Exact algorithms for a joint order acceptance and scheduling problem

This paper considers the scenario where a manufacturer receives multiple orders that are characterized by the revenue, processing time, due date, and tardiness penalty per time unit. The manufacturer can be seen as a single-machine system that adopts a make-to-order strategy. Due to the capacity limitation and tardiness penalty, the manufacturer cannot accept all orders. It needs to determine the optimal set of accepted orders and the corresponding production schedule that maximizes the total revenue minus tardiness penalty. Three different mathematical formulations are presented to model the problem: sequential relation-based formulation (SBF), assignment formulation (ASF), and time-index formulation (TIF).
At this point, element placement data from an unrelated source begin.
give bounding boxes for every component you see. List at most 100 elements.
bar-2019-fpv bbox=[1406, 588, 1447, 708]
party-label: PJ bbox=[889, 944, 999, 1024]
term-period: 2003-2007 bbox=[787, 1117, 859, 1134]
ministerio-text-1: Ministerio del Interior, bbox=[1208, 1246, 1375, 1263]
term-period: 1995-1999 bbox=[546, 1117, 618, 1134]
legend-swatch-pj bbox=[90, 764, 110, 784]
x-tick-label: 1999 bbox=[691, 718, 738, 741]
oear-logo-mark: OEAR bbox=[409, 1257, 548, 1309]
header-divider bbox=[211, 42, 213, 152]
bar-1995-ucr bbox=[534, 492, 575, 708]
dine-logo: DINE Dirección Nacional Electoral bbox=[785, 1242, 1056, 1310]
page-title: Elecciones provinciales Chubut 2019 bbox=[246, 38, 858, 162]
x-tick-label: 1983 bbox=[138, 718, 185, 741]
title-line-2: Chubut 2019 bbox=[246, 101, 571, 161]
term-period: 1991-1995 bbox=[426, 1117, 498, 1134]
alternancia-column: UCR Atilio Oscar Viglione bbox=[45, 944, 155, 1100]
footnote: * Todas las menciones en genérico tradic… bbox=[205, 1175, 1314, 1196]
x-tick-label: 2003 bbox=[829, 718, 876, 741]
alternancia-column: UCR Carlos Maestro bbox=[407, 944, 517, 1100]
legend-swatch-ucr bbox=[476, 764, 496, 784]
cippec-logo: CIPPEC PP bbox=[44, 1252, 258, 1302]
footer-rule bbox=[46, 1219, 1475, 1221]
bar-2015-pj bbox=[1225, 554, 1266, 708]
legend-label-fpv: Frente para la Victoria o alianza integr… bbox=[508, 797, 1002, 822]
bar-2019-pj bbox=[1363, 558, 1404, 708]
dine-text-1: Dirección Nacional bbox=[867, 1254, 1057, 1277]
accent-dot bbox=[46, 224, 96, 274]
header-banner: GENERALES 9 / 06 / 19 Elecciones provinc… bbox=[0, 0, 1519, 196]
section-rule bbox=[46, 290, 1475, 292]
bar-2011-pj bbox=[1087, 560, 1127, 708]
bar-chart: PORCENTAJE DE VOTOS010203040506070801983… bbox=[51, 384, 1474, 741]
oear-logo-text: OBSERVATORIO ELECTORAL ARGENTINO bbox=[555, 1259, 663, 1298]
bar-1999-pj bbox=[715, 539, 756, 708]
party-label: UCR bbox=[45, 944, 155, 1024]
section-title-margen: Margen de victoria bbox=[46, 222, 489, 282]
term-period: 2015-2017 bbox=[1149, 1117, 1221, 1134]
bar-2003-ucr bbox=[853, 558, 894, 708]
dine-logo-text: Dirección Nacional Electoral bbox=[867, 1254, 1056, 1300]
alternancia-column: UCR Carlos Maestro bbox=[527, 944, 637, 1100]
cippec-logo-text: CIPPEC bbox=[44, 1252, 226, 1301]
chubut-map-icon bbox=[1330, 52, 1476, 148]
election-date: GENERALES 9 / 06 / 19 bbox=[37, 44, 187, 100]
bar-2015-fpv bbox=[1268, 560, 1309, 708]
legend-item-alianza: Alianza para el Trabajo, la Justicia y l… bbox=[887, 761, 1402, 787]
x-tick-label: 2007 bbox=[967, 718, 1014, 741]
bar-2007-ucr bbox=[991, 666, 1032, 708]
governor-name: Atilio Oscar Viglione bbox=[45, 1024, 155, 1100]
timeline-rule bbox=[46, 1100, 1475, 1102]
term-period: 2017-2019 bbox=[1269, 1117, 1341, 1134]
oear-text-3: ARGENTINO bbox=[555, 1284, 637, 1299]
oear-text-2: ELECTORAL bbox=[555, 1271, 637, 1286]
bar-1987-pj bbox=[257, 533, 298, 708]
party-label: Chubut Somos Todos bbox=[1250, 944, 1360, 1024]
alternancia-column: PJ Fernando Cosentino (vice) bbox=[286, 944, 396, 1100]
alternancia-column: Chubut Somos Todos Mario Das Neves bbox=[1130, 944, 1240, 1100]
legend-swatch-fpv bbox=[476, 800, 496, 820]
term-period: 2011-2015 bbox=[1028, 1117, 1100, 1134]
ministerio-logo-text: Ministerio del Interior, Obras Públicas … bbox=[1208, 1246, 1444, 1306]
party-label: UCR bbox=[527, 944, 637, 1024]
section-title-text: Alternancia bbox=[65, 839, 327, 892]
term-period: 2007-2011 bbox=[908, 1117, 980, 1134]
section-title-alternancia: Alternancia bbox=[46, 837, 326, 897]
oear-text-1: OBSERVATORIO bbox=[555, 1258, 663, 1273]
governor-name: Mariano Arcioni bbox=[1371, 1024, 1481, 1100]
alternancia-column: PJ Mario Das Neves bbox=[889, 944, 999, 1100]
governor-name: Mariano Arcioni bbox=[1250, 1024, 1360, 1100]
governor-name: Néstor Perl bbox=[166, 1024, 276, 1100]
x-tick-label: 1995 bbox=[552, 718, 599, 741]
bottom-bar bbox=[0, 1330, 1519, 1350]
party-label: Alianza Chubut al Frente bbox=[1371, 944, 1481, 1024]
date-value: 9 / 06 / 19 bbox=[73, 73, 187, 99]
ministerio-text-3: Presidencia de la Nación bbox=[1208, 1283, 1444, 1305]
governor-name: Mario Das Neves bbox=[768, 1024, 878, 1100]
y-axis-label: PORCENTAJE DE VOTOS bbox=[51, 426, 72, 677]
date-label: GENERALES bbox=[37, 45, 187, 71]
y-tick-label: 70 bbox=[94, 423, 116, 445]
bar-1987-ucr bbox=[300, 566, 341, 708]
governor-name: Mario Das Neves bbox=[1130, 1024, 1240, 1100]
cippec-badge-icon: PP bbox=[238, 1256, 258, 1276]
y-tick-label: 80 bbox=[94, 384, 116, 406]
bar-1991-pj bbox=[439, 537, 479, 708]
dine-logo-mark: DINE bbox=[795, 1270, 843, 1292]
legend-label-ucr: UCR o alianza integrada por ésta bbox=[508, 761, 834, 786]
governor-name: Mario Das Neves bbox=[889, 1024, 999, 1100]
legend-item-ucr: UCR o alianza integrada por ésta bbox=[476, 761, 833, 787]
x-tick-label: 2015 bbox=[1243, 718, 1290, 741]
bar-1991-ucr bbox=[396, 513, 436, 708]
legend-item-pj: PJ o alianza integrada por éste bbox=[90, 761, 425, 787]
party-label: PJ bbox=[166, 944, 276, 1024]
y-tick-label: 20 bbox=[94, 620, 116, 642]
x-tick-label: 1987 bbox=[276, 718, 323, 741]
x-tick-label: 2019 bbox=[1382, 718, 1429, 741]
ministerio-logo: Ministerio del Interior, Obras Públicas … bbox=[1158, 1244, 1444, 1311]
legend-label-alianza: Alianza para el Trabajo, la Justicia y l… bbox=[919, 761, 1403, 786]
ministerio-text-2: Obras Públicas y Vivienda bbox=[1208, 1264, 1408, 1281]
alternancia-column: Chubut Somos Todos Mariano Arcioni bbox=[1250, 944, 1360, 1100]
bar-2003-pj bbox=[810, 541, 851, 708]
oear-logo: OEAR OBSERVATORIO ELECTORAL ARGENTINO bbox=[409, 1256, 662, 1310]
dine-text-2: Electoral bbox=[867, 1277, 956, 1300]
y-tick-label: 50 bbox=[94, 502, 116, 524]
The first two models use both continuous and binary variables while (TIF) only uses binary variables but requires order processing times to be integer. Three exact algorithms are proposed to solve the problem. The first algorithm, denoted by DPA, follows a pure dynamic programming (DP) approach. The second algorithm, denoted by DPIA-SR, solves the problem in multiple stages. In the first stage, it solves a relaxed version of (TIF) using DP; then, in the following stages, the relaxed constraint is gradually recovered, and the resulting models are solved using DP until an optimal solution to the original model is found. The results of one stage are used to eliminate unnecessary states in the DP algorithm for the next stage. The third algorithm, denoted by DPIA-LRSR, improves DPIA-SR by incorporating Lagrangian relaxation to achieve higher computational efficiency. The numerical experiment shows that, when using CPLEX to solve the models, (ASF) and (TIF) take much less CPU time than (SBF); the last two algorithms and their variations significantly outperform CPLEX regarding computational time; and DPIA-LRSR shows the highest efficiency.